Senator Eyinanya Abaribe stressed the need to have the right people in the right place.
He also decried the weak institution citing a case where a public officer who was prosecuted for embezzlement only received a slap in the wrest.
He said: “Last week, the former head of the police pension fund embezzled, according to the court, N23.2 billion Naira. He was tried by the court and the court fined him N323 million and then imposed a two-year sentence on him for which he also gave, at the same time that they imposed that two-year sentence, a fine of N250,000 so that he can go free. So someone embezzles N23 billion, then he wakes up and pays back N315 million and he works free to now take N22 billion and walk away.
“Now we are talking about an illegal institution versus the person who was imposing that sentence. So as far as I’m concerned, if we don’t have the right people, we will never get an institution right. And that is the only way we can go forward.”
On his part, Dr. Aminu Gamana said the country needs value reorientation.
He said, “We need societal reorientation in order to get things right. Otherwise, you will conduct elections every four years, people will come out and collect indomie or spaghetti and gods for someone who does not care about them.”
He stressed that the country needed good leaders to have good institutions.
He also decried the level of moral decadence in the country, saying “And how do we get these good leaders that we are talking about? My own take on this is that we are not lacking good leaders. The challenge is our understanding of leadership is where we get it wrong. We tend to confuse electoral positions or appointments as leadership.
“But if you truly look at our society today, our religious leaders are here with us. Every Sunday or every Friday, we all assemble voluntarily before them. We listen to them for an hour or more.
So my thinking is we have many Harvard graduates, Oxford graduates, many professionals who have performed very well in other institutions outside the country.But immediately you bring them back into Nigeria, they will hardly survive. I think it has to do with the system and I think that individuals in terms of recruitment is also one area that we get things wrong. So to add on to what has been mentioned regarding the importance of institutions, it is the individuals that create the institutions.

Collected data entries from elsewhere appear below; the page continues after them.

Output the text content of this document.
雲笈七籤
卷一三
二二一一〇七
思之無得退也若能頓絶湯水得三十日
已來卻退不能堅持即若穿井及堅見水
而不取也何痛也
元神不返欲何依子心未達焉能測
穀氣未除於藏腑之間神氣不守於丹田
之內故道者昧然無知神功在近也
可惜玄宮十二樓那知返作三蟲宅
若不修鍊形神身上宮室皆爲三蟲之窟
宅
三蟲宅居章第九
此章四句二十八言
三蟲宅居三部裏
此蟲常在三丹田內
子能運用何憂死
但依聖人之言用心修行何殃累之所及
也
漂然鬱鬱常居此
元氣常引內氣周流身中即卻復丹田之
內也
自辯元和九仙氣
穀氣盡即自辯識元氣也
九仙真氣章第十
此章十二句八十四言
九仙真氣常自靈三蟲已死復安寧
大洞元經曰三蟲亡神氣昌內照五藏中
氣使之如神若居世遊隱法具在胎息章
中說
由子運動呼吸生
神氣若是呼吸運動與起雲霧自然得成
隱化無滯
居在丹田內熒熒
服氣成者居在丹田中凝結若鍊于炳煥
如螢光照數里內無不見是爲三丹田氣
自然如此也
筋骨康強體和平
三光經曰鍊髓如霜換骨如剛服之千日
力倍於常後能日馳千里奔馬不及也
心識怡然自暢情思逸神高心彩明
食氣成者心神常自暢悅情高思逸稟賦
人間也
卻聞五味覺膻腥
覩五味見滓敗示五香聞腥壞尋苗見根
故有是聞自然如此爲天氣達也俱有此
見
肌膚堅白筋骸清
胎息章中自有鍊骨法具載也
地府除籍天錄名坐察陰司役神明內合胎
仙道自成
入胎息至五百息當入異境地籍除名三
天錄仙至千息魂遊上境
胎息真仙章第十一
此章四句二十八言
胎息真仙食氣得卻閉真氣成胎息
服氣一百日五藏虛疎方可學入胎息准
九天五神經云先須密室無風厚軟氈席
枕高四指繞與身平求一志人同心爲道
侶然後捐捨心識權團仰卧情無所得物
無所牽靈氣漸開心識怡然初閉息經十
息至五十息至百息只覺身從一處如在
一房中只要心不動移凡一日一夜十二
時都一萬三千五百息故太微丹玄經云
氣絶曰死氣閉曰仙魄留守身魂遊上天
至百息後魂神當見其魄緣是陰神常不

“And it is the institutions also that ensures that those individuals do not have overriding power in such a way that they destroy institutions and bring them to power or leadership positions.
” So I would like to conclude with one point which is the value system, our own value system. How do we define or celebrate people who have accomplished something in society or in the country? When we were young, I think there were people that we celebrated even though they didn’t have money.
“So it is not just about the leaders who are elected, the followers in their own way are leaders themselves. So we need to ensure that leadership is not just about holding titles but about ability to influence what happens in your community and in your society.”